Willy winked at Mirian and the eyelid stayed closed. His chest heaved one last shuddering sigh, and then his whole body sighed. His face and scalp slumped from his skull and his brown eyes liquefied in their darkening beds.
“God save us,” Isaac whispered.
He covered his mouth and nose with his shirttail and couldn’t take his focus off Willy’s Sidekick, barely visible under the stinking viscosity that used to be the man who knew the access code. Isaac couldn’t bring himself to cross the threshold of the office, much less reach for that Sidekick.
A pale blue flame licked across the blond guard’s remains.
Isaac would have thought it a trick of holographic animation if it weren’t for the stench.
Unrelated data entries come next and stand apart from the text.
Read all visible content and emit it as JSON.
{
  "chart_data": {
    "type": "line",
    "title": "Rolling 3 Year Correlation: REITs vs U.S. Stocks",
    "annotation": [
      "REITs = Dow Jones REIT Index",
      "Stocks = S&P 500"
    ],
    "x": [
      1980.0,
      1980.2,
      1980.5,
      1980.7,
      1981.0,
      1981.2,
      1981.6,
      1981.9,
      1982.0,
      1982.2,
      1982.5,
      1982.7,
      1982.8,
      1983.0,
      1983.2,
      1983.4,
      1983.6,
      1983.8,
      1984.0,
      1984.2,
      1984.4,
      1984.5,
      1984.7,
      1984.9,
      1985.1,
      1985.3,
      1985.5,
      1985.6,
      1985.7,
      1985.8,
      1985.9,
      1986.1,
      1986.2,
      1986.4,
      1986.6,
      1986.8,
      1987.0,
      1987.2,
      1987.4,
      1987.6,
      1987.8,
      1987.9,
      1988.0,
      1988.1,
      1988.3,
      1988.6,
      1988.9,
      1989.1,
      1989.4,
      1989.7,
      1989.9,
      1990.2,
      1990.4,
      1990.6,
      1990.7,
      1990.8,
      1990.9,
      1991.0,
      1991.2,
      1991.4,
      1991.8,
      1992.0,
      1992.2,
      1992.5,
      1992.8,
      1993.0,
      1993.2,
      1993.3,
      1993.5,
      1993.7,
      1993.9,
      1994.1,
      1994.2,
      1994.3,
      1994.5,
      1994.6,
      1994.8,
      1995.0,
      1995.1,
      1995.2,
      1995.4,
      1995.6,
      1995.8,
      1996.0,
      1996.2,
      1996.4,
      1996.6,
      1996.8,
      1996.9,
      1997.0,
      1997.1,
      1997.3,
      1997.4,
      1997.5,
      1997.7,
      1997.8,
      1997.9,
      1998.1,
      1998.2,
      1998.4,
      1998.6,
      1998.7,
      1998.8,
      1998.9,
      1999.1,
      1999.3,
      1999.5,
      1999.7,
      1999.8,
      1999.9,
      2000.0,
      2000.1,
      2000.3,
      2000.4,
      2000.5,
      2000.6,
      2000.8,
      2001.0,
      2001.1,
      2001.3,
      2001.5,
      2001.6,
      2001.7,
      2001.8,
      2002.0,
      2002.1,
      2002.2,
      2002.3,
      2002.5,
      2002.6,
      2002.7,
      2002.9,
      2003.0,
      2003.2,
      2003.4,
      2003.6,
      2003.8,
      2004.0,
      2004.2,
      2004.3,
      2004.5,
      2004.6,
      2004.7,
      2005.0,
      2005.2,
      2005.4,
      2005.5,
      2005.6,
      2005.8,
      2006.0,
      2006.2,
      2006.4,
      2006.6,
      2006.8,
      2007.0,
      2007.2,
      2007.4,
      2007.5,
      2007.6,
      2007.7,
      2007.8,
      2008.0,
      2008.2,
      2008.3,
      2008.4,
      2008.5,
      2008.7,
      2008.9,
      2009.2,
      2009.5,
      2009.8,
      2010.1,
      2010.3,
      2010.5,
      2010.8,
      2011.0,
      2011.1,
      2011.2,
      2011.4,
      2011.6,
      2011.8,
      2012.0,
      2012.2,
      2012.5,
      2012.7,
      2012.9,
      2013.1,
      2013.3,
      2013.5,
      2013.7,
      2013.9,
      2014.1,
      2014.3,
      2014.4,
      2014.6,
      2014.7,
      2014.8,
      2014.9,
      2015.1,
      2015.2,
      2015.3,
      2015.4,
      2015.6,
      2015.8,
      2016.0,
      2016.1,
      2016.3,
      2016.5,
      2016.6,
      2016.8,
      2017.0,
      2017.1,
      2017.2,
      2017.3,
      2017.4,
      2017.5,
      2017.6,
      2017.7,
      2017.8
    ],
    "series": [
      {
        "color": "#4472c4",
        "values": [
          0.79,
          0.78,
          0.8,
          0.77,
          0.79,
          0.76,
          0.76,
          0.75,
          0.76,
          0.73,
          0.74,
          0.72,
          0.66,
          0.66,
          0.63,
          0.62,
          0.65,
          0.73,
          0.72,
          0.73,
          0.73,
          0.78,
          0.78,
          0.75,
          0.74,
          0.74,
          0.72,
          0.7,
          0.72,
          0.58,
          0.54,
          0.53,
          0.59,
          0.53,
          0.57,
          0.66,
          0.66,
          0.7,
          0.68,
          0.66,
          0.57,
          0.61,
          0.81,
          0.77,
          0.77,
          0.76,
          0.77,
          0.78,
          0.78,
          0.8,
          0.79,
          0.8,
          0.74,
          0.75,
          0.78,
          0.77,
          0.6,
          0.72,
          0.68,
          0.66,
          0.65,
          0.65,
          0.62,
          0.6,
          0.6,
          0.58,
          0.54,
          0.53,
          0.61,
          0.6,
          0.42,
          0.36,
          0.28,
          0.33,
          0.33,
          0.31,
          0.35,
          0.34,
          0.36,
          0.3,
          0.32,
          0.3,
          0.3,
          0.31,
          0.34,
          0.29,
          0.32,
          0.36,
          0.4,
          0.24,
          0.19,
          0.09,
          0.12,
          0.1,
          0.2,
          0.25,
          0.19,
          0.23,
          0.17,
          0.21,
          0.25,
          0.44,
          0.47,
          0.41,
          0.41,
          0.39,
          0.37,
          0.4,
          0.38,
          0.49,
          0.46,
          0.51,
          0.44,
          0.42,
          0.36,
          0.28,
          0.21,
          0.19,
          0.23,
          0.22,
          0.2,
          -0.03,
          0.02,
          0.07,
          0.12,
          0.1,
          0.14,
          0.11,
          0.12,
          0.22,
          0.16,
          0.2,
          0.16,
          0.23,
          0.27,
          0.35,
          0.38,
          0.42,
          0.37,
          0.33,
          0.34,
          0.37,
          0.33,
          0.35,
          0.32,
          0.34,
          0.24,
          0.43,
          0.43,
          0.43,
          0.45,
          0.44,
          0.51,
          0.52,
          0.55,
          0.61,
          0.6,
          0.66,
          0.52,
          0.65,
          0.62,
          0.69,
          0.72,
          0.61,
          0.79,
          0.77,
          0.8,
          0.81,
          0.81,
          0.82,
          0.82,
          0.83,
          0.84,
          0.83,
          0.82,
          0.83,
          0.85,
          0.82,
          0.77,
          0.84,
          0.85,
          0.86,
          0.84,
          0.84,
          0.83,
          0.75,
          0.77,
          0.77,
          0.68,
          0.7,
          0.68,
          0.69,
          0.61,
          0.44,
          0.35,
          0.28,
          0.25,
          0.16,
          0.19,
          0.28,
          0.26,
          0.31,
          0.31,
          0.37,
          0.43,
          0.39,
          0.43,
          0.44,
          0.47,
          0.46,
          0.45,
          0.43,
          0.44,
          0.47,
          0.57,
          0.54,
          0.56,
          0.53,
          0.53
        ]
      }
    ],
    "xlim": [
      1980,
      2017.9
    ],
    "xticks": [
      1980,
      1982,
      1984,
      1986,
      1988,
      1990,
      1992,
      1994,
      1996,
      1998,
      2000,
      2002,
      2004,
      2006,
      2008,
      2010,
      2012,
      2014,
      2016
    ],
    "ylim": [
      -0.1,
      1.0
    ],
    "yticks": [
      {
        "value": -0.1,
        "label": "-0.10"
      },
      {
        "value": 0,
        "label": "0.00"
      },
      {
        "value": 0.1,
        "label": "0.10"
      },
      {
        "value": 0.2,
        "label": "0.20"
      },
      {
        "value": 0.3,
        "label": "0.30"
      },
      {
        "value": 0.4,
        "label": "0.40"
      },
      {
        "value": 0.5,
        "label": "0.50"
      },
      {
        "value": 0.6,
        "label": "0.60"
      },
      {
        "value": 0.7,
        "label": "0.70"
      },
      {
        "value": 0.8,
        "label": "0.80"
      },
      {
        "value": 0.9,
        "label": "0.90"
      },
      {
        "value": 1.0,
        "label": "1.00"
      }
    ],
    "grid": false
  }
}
He held his breath, reached a trembling hand to the half-empty water pitcher on the desk and tossed the ice water at the flames. There wasn’t enough water to contain it all, and in a moment little tongues of flame flickered over Willy, too.
“Maggie!” Mirian screamed behind him. “Maggie! Oh, God, Isaac!”
Isaac didn’t have to turn to know what was happening. He just stared, stupefied, as the spreading mess engulfed the office floor and burned up the Sidekick that controlled their hangar door, their prison, their sweltering, sheet-metal tomb.